2. Tell The World You Still Have Rooms Available...

Most people know what it’s like to be new in town, need the proverbial widget and not have a clue where to find a store that sells them. It’s hugely time-consuming, a real hassle, to go from place to place to place looking for a widget, especially when you need one right away to get an important job done.

The widget analogy holds true when people search online for room availability during peak travel times. They go from site to site, only to find that there are no rooms available at the hotels whose websites they are visiting.

From the hotelier’s point of view, there might be a hotel with room availability. How can a match be made between the prospective client who is struggling to find a room and the hotelier who is looking to sell his available rooms?

There is a solution.

Search engines, such as Google.com and Overture.com, offer their hotel management customers, who use “Cost Per Click” (CPC) advertising, administrative tools to change text banners in realtime. For example, if management sees that it has availability on December 24, 27 and 31, it can change the text banner on the search engine’s page result to show room availability on those dates. So when a user types in certain keywords (the keywords the hotel has decided to use), looking for a hotel, he or she will see that the hotel has rooms available on the above dates.

Just like the person looking for the widget, the search is hassle-free…and the hotelier gets rid of his unsold inventory.

3. Send Last Minute Email to Last Minute Decision Makers…
Proactivity always rules, but it is key in the new millennium. In an online survey conducted in 2002 by Trends Research, a Greenville, SC market research firm, 84% of those surveyed said they would consider taking a vacation at the last minute in the then upcoming year. 60% said they were more likely to plan last minute travel than ever before.

How did they define last minute? 54% defined it as 15 days or less before day of departure.

It stands to reason then that hotel management should take how people make their travel plans into consideration and send last minute emails (remember…‘last minute’ means up to 15 days before) to past guests, if for no other reason than that they have been previous customers.

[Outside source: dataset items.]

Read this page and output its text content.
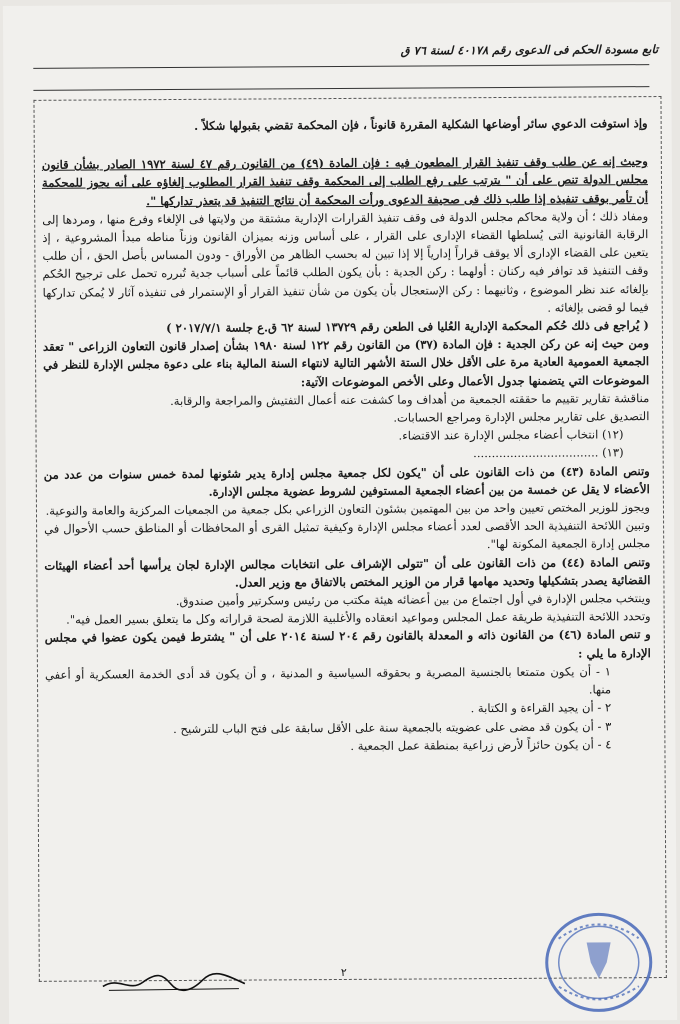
تابع مسودة الحكم فى الدعوى رقم ٤٠١٧٨ لسنة ٧٦ ق

وإذ استوفت الدعوي سائر أوضاعها الشكلية المقررة قانوناً ، فإن المحكمة تقضي بقبولها شكلاً .

وحيث إنه عن طلب وقف تنفيذ القرار المطعون فيه : فإن المادة (٤٩) من القانون رقم ٤٧ لسنة ١٩٧٢ الصادر بشأن قانون مجلس الدولة تنص على أن " يترتب على رفع الطلب إلى المحكمة وقف تنفيذ القرار المطلوب إلغاؤه على أنه يجوز للمحكمة أن تأمر بوقف تنفيذه إذا طلب ذلك فى صحيفة الدعوى ورأت المحكمة أن نتائج التنفيذ قد يتعذر تداركها ".

ومفاد ذلك ؛ أن ولاية محاكم مجلس الدولة فى وقف تنفيذ القرارات الإدارية مشتقة من ولايتها فى الإلغاء وفرع منها ، ومردها إلى الرقابة القانونية التى يُسلطها القضاء الإدارى على القرار ، على أساس وزنه بميزان القانون وزناً مناطه مبدأ المشروعية ، إذ يتعين على القضاء الإدارى ألا يوقف قراراً إدارياً إلا إذا تبين له بحسب الظاهر من الأوراق - ودون المساس بأصل الحق ، أن طلب وقف التنفيذ قد توافر فيه ركنان : أولهما : ركن الجدية : بأن يكون الطلب قائماً على أسباب جدية تُبرره تحمل على ترجيح الحُكم بإلغائه عند نظر الموضوع ، وثانيهما : ركن الإستعجال بأن يكون من شأن تنفيذ القرار أو الإستمرار فى تنفيذه آثار لا يُمكن تداركها فيما لو قضى بإلغائه .

( يُراجع فى ذلك حُكم المحكمة الإدارية العُليا فى الطعن رقم ١٣٧٢٩ لسنة ٦٢ ق.ع جلسة ٢٠١٧/٧/١ )

ومن حيث إنه عن ركن الجدية : فإن المادة (٣٧) من القانون رقم ١٢٢ لسنة ١٩٨٠ بشأن إصدار قانون التعاون الزراعى " تعقد الجمعية العمومية العادية مرة على الأقل خلال الستة الأشهر التالية لانتهاء السنة المالية بناء على دعوة مجلس الإدارة للنظر في الموضوعات التي يتضمنها جدول الأعمال وعلى الأخص الموضوعات الآتية:

مناقشة تقارير تقييم ما حققته الجمعية من أهداف وما كشفت عنه أعمال التفتيش والمراجعة والرقابة.

التصديق على تقارير مجلس الإدارة ومراجع الحسابات.

(١٢) انتخاب أعضاء مجلس الإدارة عند الاقتضاء.

(١٣) ..................................

وتنص المادة (٤٣) من ذات القانون على أن "يكون لكل جمعية مجلس إدارة يدير شئونها لمدة خمس سنوات من عدد من الأعضاء لا يقل عن خمسة من بين أعضاء الجمعية المستوفين لشروط عضوية مجلس الإدارة.

ويجوز للوزير المختص تعيين واحد من بين المهتمين بشئون التعاون الزراعي بكل جمعية من الجمعيات المركزية والعامة والنوعية.

وتبين اللائحة التنفيذية الحد الأقصى لعدد أعضاء مجلس الإدارة وكيفية تمثيل القرى أو المحافظات أو المناطق حسب الأحوال في مجلس إدارة الجمعية المكونة لها".

وتنص المادة (٤٤) من ذات القانون على أن "تتولى الإشراف على انتخابات مجالس الإدارة لجان يرأسها أحد أعضاء الهيئات القضائية يصدر بتشكيلها وتحديد مهامها قرار من الوزير المختص بالاتفاق مع وزير العدل.

وينتخب مجلس الإدارة في أول اجتماع من بين أعضائه هيئة مكتب من رئيس وسكرتير وأمين صندوق.

وتحدد اللائحة التنفيذية طريقة عمل المجلس ومواعيد انعقاده والأغلبية اللازمة لصحة قراراته وكل ما يتعلق بسير العمل فيه".

و تنص المادة (٤٦) من القانون ذاته و المعدلة بالقانون رقم ٢٠٤ لسنة ٢٠١٤ على أن " يشترط فيمن يكون عضوا في مجلس الإدارة ما يلي :

١ - أن يكون متمتعا بالجنسية المصرية و بحقوقه السياسية و المدنية ، و أن يكون قد أدى الخدمة العسكرية أو أعفي منها.

٢ - أن يجيد القراءة و الكتابة .

٣ - أن يكون قد مضى على عضويته بالجمعية سنة على الأقل سابقة على فتح الباب للترشيح .

٤ - أن يكون حائزاً لأرض زراعية بمنطقة عمل الجمعية .

٢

A bonus: emails make the guest feel like he or she is special. (Hoteliers should get in the habit of sending emails to important clients on an on-going basis. Never let them forget you’re there, waiting to serve them.)

It seems simple. Act like you’re part of a chain, let prospective clients know what your availability is and remind them when you do.

In the press to keep up with other problems that plague them, independently owned hotels often overlook simple ways to unload unsold inventory. While no hotel is ever 100% booked, there are many days during the year when they should expect to be filled. For hotel management to be able to put together prospective clients with unsold room nights is like making more green lights on the road to a profitable year.